What you're looking at
The conger eel (Conger conger) is the UK's heavyweight eel — a snake-bodied predator of wrecks and broken ground that grows to enormous proportions. Drab in colour but unmistakable once hooked: pure muscle from head to tail, with a fearsome set of teeth.
Key features
- Body: Cylindrical at the head, laterally compressed toward the tail. Continuous dorsal-tail-anal fin running around the rear half of the fish.
- Skin: Scaleless, smooth, heavily slime-coated. Always wet your hands before handling.

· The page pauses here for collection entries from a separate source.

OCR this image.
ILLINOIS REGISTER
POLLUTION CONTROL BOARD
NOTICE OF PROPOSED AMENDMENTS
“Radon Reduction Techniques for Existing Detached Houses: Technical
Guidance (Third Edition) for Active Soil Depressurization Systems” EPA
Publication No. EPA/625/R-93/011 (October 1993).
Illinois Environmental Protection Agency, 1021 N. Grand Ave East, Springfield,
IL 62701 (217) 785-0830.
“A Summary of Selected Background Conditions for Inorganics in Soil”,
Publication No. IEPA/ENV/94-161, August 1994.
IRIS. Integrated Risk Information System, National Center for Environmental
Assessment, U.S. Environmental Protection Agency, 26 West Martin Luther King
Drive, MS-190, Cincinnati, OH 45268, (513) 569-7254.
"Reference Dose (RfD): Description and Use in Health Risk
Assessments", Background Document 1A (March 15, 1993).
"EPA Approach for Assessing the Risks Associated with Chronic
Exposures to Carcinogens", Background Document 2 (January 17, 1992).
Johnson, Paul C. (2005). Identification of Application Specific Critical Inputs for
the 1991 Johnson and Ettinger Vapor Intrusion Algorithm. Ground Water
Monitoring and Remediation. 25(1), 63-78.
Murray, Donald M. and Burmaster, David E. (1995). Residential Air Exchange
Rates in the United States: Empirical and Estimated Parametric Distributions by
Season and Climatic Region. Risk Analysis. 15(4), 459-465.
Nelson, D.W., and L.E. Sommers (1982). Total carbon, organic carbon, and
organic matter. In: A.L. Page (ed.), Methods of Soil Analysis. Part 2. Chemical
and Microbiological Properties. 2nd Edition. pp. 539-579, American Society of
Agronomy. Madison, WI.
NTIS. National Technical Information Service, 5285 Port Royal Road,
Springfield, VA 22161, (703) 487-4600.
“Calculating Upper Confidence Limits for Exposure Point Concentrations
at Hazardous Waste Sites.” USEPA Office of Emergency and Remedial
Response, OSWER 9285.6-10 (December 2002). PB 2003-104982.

- Mouth: Large, jaws full of small backward-pointing teeth designed to grip and not let go. Use long-handled forceps — keep fingers well away from a fresh conger's head.
- Dorsal fin: Begins well forward, level with or just behind the pectoral fin tips. This is the key separator from the European eel.
- Colour: Slate grey to dark brown on the back, fading to a creamy or pinkish-white belly.
- Size: Shore congers 2–8 kg are routine; boat congers from deep wrecks reach 25 kg+; UK shore record over 30 kg, boat record over 60 kg.
Confusion species
- European eel: Much smaller, freshwater/estuarine, lower jaw projects beyond the upper (opposite of conger). Dorsal fin begins much further back. Yellow-brown body. Critically endangered — handle with care and return.
- Lamprey: No paired fins, a sucker-disc mouth (no jaws), and a row of round gill openings instead of a single slit. Different family entirely.
Where to find them
Wrecks, deep harbours, broken ground, and rock marks. Shore congers feed best after dark from rock-fringed beaches and harbour walls in summer. Boat congers come from wrecks year-round but are easiest in summer when the weather lets you anchor properly. Use heavy gear: 50–80 lb mainline, strong wire trace, big single hook, oily bait (mackerel head, whole squid). Always have heavy gloves, long forceps, and a wet unhooking mat ready before lifting one over the gunwale.